One of the great thing about 5 year olds is that you can actually sit down with them and work things out together. Logic develops between 4 to 8 years, and five year olds are so wonderfully inquisitive and trying to see the inter-relationships between all things that they are ripe to see this issue from the perspective of the “Big Picture”. This does not mean though that you can sit down one time, have a little chat and be done. Instead try this:

  1. Recognize that it is just a phase. Your five year old is revisiting the place that offers him love and security. So although this is a problem for you, for him it is exactly what he knows to do to get his love and security needs met. Since he is only five he still might be under the mistaken belief that since this is how you and the baby are bonding, he too needs to “act like a baby” to have special time with you. Use the three steps in the process of learning:
  2. Arouse his interest: Name the activity. “I notice that you are sleeping in our bed.” Decide what you will do, NOT what you will try to make him do: Back off the issue for the time being and use the indirect approach. “I’m going to go to the library and get some books on this subject, the librarians are so helpful! Do you want to come?” Even if he doesn’t, go yourself and get the books. Read them to your spouse as all of you are settling into bed if he is not interested. Do this several nights. Avoid the temptation to use the book as a spring board to launch into a diatribe on your agenda to get him out of the bed. Instead say “Hmmm.” and leave it at that for the time being.

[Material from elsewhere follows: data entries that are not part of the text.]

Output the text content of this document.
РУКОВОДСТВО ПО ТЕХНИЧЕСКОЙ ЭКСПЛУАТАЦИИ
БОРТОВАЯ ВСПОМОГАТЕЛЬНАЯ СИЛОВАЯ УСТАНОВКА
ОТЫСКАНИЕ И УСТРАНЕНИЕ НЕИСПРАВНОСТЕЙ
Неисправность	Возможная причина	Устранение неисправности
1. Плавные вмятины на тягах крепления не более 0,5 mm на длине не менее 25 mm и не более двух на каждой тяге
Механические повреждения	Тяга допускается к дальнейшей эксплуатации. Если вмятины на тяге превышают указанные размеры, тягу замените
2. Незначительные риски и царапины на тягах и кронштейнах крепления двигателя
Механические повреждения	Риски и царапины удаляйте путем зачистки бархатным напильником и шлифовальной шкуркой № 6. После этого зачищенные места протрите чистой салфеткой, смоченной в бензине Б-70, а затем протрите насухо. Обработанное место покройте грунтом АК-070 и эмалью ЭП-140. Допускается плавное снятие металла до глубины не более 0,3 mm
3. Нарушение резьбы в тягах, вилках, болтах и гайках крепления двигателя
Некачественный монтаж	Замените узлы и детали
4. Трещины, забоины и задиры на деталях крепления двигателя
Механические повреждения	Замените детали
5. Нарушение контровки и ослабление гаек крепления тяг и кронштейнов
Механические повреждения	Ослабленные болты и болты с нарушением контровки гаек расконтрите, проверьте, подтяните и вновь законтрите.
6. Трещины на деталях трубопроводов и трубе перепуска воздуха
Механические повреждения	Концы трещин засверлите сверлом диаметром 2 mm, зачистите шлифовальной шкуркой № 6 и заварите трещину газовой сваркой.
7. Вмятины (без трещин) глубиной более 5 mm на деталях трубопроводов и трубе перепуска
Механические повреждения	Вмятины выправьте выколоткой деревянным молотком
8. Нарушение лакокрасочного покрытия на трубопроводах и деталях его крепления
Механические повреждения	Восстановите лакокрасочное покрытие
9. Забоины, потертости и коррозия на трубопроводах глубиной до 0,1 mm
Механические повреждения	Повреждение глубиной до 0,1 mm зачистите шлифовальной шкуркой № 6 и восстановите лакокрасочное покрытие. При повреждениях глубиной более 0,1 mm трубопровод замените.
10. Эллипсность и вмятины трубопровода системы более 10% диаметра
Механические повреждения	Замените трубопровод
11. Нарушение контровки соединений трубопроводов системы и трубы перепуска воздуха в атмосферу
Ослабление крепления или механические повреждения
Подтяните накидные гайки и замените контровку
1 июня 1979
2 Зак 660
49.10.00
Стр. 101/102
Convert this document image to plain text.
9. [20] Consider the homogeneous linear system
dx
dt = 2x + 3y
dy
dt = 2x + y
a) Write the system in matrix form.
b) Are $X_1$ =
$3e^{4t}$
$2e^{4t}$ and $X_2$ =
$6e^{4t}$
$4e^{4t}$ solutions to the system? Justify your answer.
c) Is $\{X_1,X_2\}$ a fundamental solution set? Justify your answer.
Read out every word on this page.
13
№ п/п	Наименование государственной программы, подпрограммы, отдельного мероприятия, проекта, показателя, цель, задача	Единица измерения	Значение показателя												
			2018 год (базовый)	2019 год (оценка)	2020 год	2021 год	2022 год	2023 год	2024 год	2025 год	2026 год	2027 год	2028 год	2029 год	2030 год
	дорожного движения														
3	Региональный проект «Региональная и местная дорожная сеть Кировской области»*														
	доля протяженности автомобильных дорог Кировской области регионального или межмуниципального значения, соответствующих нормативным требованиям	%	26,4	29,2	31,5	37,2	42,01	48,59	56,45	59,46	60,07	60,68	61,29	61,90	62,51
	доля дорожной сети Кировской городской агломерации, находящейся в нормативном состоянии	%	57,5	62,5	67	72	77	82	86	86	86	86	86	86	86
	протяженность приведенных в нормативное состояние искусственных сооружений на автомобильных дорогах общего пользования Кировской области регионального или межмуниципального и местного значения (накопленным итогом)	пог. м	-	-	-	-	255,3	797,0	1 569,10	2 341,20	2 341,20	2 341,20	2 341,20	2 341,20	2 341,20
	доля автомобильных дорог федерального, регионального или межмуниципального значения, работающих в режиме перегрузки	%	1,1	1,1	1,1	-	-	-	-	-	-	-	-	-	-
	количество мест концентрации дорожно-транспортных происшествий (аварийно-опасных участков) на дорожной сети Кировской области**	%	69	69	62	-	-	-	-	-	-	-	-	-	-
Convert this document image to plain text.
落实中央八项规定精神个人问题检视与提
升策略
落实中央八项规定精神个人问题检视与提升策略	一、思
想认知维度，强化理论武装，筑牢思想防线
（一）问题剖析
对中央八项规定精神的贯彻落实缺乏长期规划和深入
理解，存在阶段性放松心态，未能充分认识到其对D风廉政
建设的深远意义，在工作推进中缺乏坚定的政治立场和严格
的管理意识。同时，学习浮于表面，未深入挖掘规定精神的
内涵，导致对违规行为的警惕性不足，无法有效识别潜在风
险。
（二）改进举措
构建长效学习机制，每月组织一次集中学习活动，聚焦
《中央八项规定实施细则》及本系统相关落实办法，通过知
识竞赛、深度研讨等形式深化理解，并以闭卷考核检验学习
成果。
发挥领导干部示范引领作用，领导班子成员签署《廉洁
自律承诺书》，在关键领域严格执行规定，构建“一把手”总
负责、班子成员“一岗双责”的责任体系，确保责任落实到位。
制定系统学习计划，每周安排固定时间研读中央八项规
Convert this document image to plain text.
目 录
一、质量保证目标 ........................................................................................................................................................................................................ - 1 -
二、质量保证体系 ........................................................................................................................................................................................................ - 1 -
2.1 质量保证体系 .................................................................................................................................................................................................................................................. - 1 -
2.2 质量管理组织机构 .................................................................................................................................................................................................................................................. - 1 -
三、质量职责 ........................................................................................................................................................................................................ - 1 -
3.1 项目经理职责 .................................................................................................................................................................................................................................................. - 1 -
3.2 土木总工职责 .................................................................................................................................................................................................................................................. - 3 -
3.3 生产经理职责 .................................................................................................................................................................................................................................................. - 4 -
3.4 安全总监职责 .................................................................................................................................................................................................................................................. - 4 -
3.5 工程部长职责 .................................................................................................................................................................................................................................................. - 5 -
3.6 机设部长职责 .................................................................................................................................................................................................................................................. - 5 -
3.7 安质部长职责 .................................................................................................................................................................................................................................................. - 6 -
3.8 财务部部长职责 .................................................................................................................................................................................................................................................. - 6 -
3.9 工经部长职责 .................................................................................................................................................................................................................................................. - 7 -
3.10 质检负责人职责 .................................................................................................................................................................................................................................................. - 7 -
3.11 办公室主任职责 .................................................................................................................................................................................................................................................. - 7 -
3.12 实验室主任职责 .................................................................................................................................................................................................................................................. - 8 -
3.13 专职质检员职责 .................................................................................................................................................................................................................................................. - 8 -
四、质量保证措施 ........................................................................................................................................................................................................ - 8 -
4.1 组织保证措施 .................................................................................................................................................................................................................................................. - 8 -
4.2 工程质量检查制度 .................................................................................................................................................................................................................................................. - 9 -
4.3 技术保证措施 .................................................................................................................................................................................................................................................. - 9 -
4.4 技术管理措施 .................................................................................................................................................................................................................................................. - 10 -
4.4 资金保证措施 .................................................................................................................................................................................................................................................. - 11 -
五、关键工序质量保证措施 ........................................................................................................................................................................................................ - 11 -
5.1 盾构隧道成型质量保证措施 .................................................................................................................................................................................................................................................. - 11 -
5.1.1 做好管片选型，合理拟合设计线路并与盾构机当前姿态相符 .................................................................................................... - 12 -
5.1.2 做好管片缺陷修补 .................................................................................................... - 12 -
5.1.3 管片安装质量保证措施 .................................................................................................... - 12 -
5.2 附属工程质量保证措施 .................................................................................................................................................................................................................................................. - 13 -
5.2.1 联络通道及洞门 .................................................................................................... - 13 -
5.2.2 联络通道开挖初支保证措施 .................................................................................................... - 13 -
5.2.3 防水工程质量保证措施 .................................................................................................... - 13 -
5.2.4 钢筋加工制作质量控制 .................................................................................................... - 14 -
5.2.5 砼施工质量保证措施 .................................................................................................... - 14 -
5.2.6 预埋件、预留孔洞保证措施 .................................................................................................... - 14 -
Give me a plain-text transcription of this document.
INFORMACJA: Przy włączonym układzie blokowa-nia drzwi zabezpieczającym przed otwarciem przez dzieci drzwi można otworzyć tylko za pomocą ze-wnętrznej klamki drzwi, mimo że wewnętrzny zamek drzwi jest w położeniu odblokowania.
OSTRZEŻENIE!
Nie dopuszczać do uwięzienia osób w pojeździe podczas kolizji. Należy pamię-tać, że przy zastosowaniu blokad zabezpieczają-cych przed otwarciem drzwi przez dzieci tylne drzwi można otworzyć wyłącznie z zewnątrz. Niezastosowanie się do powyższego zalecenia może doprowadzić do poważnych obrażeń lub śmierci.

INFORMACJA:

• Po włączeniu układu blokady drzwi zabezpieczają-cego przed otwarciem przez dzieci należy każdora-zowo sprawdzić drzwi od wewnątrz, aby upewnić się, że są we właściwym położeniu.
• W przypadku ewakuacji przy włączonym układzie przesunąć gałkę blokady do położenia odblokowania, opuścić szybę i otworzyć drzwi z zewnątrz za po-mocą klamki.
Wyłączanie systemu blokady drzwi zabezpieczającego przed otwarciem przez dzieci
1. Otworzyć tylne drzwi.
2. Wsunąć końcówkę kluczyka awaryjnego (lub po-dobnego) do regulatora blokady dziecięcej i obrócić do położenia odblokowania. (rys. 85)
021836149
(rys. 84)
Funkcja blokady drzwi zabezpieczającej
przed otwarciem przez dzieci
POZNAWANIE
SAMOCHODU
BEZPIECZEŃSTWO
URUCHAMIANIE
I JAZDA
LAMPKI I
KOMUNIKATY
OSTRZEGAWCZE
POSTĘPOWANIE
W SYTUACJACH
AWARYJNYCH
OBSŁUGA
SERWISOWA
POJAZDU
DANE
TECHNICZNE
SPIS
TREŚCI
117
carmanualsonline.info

  3. Offer opportunities to actively process the experience. “Sometimes I feel so much energy in my body that I need to (run, dig, ride bikes, scribble). Remember to focus on yourself and your responses to how many changes a new baby brings, not on his. Talk about how things have changed for you with friends and family in his presence. “I love the baby so much! I can’t imagine him not being here. And sometimes I miss the way things used to be. Just the other day I felt so sad about it that I cried!” Give yourself permission to grieve what was and thereby give and model that permission for your five year old.
  4. Help him become aware of the knowledge he has gained. Have direct conversations about all the things that have changed for you and ask for his input. Use humor so that you are able to laugh at the things you are doing to take take of yourself around the new baby. Use that same humor to help him laugh at the things he is doing.
  5. Find solutions together. Have a family meeting. Use a talking stick, talk only when you have the stick! Be sure to start the meeting with everyone sharing their gratefuls or complimenting other family members. Present YOUR issue: “I need help. My issue is that ____is back in the family bed. While I love you very much, I want to find other ways for us to share close time together because I need more personal space and privacy in my bed. ” Don’t expect your son to jump up and say “Great! I’ve been thinking the very same thing!” He might say he doesn’t know what to do. Offer scheduled times for just him and each parent to be together. Once the schedule is set KEEP IT! Decide on a date that he will “move out”. Enjoy every moment until then and using his developmental tendency to be a magical thinker, make up a “Magic ritual” to help him “graduate” to his bed.